La forme la plus insupportable de la mendicité est celle que lui donnent ces industriels de moralité suspecte, surnommés par les filous, leurs proches parents, drogueurs de la haute ou francs-bourgeois et qui viennent à domicile montrer des certificats d’infortune. Ceux-là sont les pires de l’espèce ; ils sont très-nombreux, et semblent avoir divisé d’un commun accord la population parisienne en catégories distinctes qu’ils exploitent sans jamais empiéter les uns sur les autres.
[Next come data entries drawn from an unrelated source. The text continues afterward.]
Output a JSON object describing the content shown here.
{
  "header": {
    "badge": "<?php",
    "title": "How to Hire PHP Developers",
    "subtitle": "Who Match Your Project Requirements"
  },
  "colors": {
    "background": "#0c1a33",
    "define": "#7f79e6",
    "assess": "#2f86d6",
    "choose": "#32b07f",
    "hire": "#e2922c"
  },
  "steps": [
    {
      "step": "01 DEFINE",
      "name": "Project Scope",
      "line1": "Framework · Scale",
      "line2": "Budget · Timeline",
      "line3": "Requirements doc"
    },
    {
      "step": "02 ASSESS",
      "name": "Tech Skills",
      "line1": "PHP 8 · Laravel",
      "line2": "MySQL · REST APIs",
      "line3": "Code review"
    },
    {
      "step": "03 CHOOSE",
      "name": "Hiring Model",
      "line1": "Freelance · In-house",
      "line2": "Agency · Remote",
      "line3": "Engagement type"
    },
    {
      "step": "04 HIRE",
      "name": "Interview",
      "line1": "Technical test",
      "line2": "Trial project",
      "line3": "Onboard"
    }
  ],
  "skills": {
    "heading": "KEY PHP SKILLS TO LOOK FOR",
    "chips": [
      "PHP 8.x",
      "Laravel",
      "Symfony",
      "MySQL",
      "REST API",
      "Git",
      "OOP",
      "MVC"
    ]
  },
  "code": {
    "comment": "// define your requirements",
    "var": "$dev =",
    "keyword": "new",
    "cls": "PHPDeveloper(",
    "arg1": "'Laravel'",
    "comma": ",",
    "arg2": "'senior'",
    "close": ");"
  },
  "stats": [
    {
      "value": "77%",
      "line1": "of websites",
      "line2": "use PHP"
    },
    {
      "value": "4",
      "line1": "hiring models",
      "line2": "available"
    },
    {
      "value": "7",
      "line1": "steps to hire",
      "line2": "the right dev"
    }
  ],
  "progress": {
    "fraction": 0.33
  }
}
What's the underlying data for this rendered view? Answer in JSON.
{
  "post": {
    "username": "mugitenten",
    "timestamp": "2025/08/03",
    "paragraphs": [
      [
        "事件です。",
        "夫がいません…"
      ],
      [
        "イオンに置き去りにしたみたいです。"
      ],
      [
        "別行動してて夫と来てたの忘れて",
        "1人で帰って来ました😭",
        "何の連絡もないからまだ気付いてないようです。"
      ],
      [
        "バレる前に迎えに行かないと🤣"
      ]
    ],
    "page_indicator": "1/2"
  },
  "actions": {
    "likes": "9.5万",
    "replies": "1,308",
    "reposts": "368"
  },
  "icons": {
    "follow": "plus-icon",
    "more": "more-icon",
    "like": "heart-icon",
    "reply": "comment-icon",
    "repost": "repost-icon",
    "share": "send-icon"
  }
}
Qui n’en a vu entrer chez soi ? qui n’a remarqué leur mine à la fois insolente et humble, leurs cheveux gras, leurs vêtements qui gardent encore quelques traces d’élégance sous la crasse et l’usure ? qui n’a observé leurs yeux inquiets et fureteurs ? qui ne s’est détourné au souffle chaud de leur haleine chargée d’alcool ? Ils ont l’échine courbée, la voix plaintive, ils énumèrent avec complaisance le nombre des personnages importants qui ont daigné « les honorer de leur bonté ». Ils demandent qu’on veuille bien signer sur le papier qu’ils présentent, afin d’avoir toujours sous les yeux le nom de leur bienfaiteur, nom qu’il faut refuser d’écrire, car il servirait invariablement à faire des dupes.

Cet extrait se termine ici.